Sanki dünya genelinde akan bunca kan ve gözyaşı yetmiyormuş gibi şimdi de Uzakdoğu’nun iki büyük gücü Çin ile Japonya açıktan cepheleşme aşamasına gelmiş, karşılıklı tehditler savuruyor, savaş naraları atıyor.
Çinlilerin Diaoyu, Japonların Senkaku dediği, yerleşim yeri olarak kullanılmayan üç ada takımı, Eylül ayının başından bu yana yeniden Uzakdoğu’daki gerilimin görünürdeki nedeni.  Ne var ki, asıl neden tek başına üç adanın kime ait olacağından çok, bölgede hangi devletin bundan sonra belirleyici güç olacağıyla ilgili.
Dolayısıyla, gerilim vesilesiyle  her iki ülkede esen milliyetçi, şoven, militarist naraları bir yana bırakıp perdeyi araladığımızda, arkasında ABD’nin Pasifik’te egemenliğini sürdürmek için bu yılın başında ilan ettiği “yeni strateji”nin olduğu görülüyor.
Hiç şüphe yok ki; Uzakdoğu’da Çin ile Japonya arasındaki egemenlik mücadelesi yeni değil. Yüzyıllardan beri taraflar birbirine üstünlük sağlamak için savaşlar yapmış.
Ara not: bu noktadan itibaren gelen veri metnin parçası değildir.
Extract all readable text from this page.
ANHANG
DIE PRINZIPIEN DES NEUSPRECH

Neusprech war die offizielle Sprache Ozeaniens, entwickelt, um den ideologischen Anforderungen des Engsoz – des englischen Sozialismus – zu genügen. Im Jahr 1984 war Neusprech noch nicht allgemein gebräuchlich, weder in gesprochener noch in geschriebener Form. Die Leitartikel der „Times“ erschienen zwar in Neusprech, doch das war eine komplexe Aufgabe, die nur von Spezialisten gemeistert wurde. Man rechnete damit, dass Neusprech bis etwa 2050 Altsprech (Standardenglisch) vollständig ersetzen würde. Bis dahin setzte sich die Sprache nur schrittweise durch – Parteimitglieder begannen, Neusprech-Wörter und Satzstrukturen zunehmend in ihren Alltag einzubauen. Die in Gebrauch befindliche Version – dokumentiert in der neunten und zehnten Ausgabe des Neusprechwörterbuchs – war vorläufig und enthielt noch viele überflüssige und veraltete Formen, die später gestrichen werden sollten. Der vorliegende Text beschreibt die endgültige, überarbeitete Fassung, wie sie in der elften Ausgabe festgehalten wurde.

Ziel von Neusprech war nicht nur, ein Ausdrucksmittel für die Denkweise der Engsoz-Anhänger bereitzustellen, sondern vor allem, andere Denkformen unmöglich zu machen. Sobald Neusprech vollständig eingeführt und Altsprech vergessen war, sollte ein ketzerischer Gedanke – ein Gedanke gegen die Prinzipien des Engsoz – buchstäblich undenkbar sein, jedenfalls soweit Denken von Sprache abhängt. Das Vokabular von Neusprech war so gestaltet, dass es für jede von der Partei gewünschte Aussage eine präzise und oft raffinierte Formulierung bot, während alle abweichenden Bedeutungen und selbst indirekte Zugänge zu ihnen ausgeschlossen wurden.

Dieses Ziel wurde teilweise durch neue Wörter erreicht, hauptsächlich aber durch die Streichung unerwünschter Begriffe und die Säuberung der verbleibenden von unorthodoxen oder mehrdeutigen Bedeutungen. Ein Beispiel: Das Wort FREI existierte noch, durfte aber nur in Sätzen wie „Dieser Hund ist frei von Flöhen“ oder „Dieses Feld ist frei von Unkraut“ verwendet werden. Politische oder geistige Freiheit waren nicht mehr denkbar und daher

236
JAPON EMPERYALİZMİ NASIL YÜKSELDİ?

Çin ile Japonya arasındaki büyük savaşların ilki 1894-95 yılları arasında Kore’nin kim tarafından yönetileceği nedeniyle yapılmış. Adadan büyük kıtaya adımını atmak için Çin’in himayesindeki Kore’ye saldıran Japonya, bu ilk büyük savaştan galibiyetle çıktı. Savaşın ardından her iki ülke Kore’nin bağımsızlığını kabul ederken, Çin ağır tazminatlara mahkum edildi. Japonya ise Asya kıtasının en uzun nehri olan Yangtze üzerine ticaret yapma hakkı elde etti. Çin’in batısında doğan, Doğu Çin Denizi’ne dökülen Yangtze üzerindeki ticaret ayrıcalığı, aynı zamanda bölgede Japon emperyalizminin yükselişinin ifadesiydi. Japon malları nehir üzerinden Asya içlerine kadar satılmaya başlanırken, liman kentlerde Japon tekelleri fabrikalar kurarak üretime geçtiler. Böylece, yoksul Asya’nın ucuz emek gücü daha o yıllardan itibaren Japonya’nın yükselmesinde, zenginleşmesinde önemli bir rol oynadı.
Yangtze üzerinde elde ettiği ayrıcalıktan yararlanan Japonya, ikinci hamlesini daha İkinci Dünya Savaşı başlamadan (1930’lu yılların başında) Çin’in Mançurya Bölgesi’ni topraklarına katmak için savaş ilan etmekle yaptı. Önce Mançurya’yı denetim altına aldı, sonra bununla da yetinmeyerek SSCB’ye saldırdı.
Asya’ya ayak basmak için giriştiği bu büyük savaş 9 Eylül 1945’te Japon emperyalizminin yenilgisiyle sonuçlandı. Sadece yenilgiyle kalmadı, bir kez daha Asya’ya adım atmaması için müttefik devletler tarafından ağır cezalara çarptırıldı.
Ama, buna rağmen Japon emperyalizmi Asya’nın lideri olma hayalinden ve arzusundan hiç vazgeçmedi. Tıpkı Almanya gibi, kısa bir süre içinde yenilgiye rağmen ekonomisini yeniden düzlüğe çıkararak, Uzakdoğu’daki pazarların elde edilmesinde yeniden yükselişe geçti.
İşte; bugün iki-üç kara parçası üzerinde yaratılan gerilimin arkasında bu tarihsel gerçekler yatıyor.
Ama bu kez Japonya tek başına değil...
Çünkü tarihsel arka planı olan Çin-Japon gerilimin bugünkü durumu, dünyanın yeniden emperyalistler tarafından paylaşılma ve bu temelde kurulan yeni ittifaklar sonucu oluşan cepheleşmeden bağımsız değildir.

ÇİN BOŞ DURMUYOR

Hemen belirtmemiz gerekiyor ki; Çin de ekonomik yükselişten aldığı güçle bölgede, rakiplerini gerileterek daha etkili bir güç olmanın hesaplarını yapıyor, bu temelde donanmasını, ordusunu yeniliyor, güçlendiriyor. ABD’nin ve onun bölgedeki müttefiklerinin tek başına borusunu öttürmesine itiraz eden Çin, yeni stratejilere karşı da hazırlıklarını yapıyor. Bu temelde özellikle donanma gücünü hızla artırmanın ve yenilenmenin çalışmasını yapıyor, bazı alanlarda epeyce de mesafe kat etmiş durumda. Ve çeşitli analizlere göre; Çin, donanma gücünü önümüzdeki yıllarda bugünkünün iki katına önemli oranda artıracak.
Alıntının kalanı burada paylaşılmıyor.